The attack exploits HPACK, the compression system used by HTTP/2 to reduce header transmission overhead. By repeatedly referencing entries stored in a server's dynamic compression table, attackers can trigger significant memory allocations while transmitting very little data. Researchers observed amplification ratios reaching thousands of bytes of server-side memory consumption for every byte sent by an attacker.

The second phase of the attack is what transforms the memory spike into a sustained denial-of-service condition. By manipulating HTTP/2 flow-control settings, attackers can effectively stall server responses and prevent allocated resources from being reclaimed. As connections remain open, memory usage continues to accumulate until systems become unstable or crash.

In testing conducted by Calif, several major server platforms experienced rapid memory exhaustion. Envoy depleted 32 GB of RAM in approximately 10 seconds, Apache HTTP Server reached the same threshold in under 20 seconds, while NGINX and Microsoft IIS exhausted available memory within roughly 45 seconds.

The findings illustrate a broader challenge facing security teams: many defensive controls are designed to stop known attack techniques in isolation. When those techniques are chained together, traditional safeguards may no longer provide adequate protection.

Mayank Kumar, Founding AI Engineer at DeepTempo, believes the larger story is how the attack was discovered.

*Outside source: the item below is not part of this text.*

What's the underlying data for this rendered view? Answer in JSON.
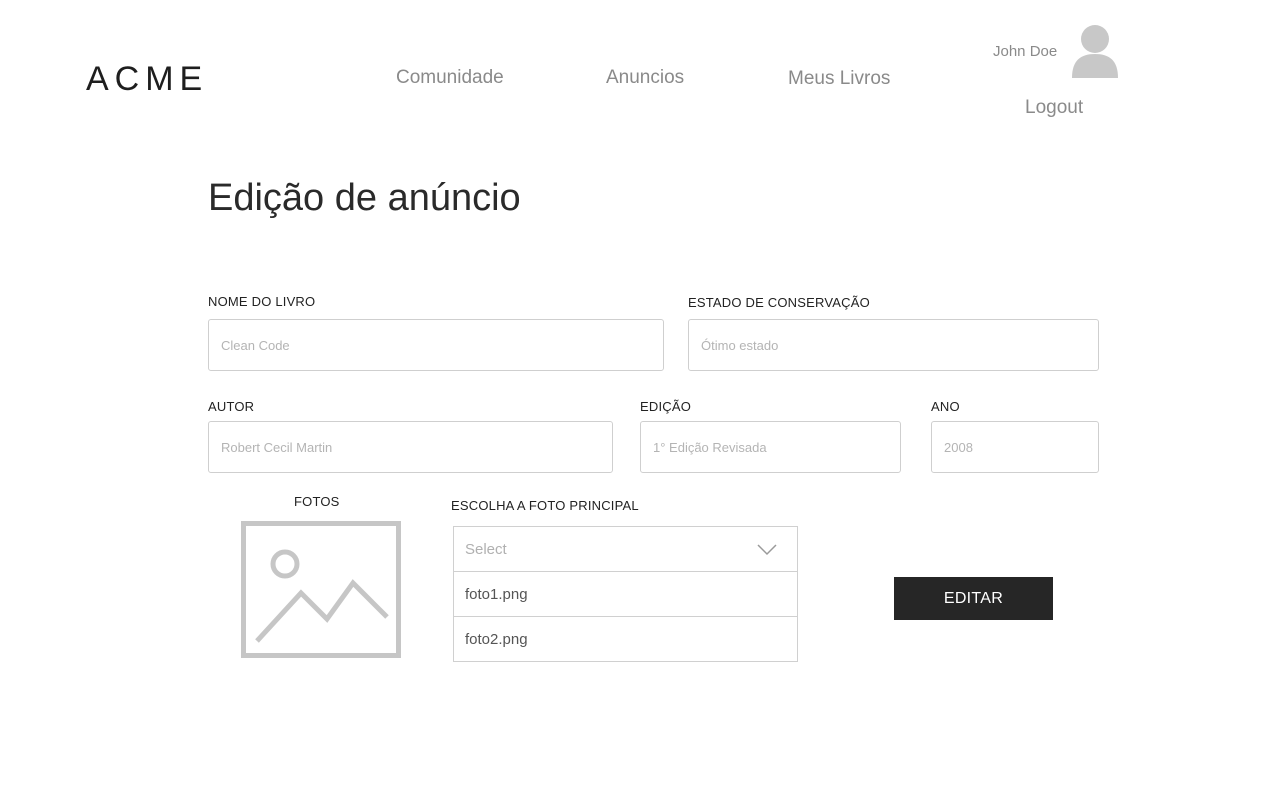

"The detail that matters in the HTTP/2 Bomb isn't necessarily memory amplification, it's how it surfaced. An AI agent, working under researcher guidance, found a technique that chains two long-known HTTP/2 methods no one had bothered to combine. Every defense it defeats is a static limit - decoded header size caps, header count restrictions. They hold each technique in isolation and collapse against combinations, because every individual byte looks legitimate. Signatures fail. Now flip the script - an attacker guiding an agent to assemble novel attacks from known parts faster than anyone can patch. That's the scary version, and it's untenable."

Kumar argues that the security industry is approaching a turning point where AI-assisted attackers can rapidly discover attack chains that bypass rule-based protections.

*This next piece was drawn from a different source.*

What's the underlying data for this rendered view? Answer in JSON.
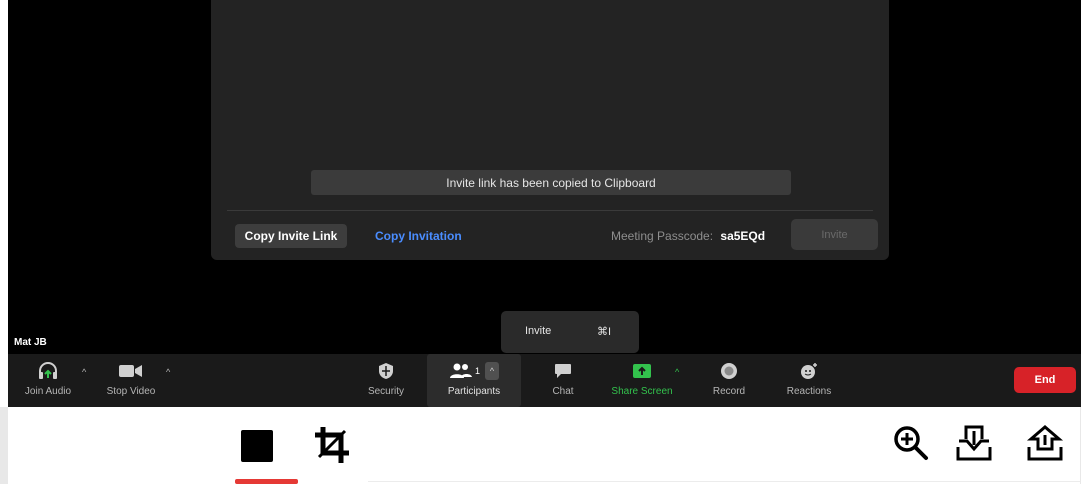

"Untenable for static defenses, anyway. They enumerate, catching what's already been seen and described, so an attack assembled on demand from legitimate-looking parts has nothing to match against until after it has run. What doesn't change is the behavior: memory allocated and never released, connections held open with nothing flowing, consumption that doesn't fit the request. That signal doesn't need a prior sighting. So detection has to move, from matching known patterns to modeling what's normal and flagging what breaks it, no matter how the attack was assembled, in isolation or with live agents in the loop. Attackers already put agents in the loop. Defenders can't stay manual - you don't out-write automated discovery, you out-adapt it."

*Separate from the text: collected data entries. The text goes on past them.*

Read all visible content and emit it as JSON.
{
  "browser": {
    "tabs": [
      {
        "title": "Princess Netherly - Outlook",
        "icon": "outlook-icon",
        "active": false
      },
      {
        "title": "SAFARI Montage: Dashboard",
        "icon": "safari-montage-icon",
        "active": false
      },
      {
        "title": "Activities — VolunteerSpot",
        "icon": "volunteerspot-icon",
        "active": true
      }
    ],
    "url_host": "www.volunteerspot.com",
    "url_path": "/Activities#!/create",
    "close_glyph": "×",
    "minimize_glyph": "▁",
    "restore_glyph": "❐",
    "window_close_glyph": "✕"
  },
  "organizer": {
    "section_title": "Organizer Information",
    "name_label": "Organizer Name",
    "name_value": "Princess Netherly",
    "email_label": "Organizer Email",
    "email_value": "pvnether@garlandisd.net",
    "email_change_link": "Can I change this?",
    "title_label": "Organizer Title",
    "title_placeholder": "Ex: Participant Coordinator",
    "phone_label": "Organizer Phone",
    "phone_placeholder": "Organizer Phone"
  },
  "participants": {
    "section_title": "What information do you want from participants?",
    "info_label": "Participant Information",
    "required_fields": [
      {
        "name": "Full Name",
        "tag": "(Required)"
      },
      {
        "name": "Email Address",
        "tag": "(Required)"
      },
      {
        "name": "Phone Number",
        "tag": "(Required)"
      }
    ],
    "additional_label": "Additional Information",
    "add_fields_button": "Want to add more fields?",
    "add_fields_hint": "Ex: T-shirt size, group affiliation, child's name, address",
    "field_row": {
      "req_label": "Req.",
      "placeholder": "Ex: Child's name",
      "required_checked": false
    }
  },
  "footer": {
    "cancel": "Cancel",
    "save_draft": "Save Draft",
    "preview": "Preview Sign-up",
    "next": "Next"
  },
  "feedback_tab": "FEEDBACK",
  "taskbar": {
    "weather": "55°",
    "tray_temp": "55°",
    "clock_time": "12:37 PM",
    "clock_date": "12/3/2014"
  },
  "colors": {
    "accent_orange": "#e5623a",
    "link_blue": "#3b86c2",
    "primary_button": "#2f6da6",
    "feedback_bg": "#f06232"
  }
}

Security experts note that exposure varies significantly by deployment architecture. Organizations that terminate traffic behind content delivery networks, reverse proxies, or web application firewalls may be less susceptible if those systems enforce strict header limits before requests reach backend infrastructure. Some environments may also be protected by custom HTTP/2 restrictions or by disabling the protocol entirely.

Mitigations are already becoming available. NGINX has introduced protections through a new header-limiting capability in version 1.29.8, while Apache addressed the issue in mod_http2 2.0.41 and assigned the vulnerability CVE-2026-49975. At publication time, fixes had not yet been released for Microsoft IIS, Envoy, or Pingora.

For organizations running affected platforms, researchers recommend evaluating HTTP/2 exposure, implementing strict header-count controls through upstream proxies, and monitoring for abnormal memory consumption patterns that may indicate exploitation attempts.

The disclosure arrives as enterprises increasingly rely on AI-assisted development and security tools. While the discovery demonstrates the potential benefits of AI-powered research, it also underscores a growing reality for defenders: future attacks may emerge not from entirely new vulnerabilities, but from intelligent systems rapidly discovering dangerous combinations of flaws that have existed for years.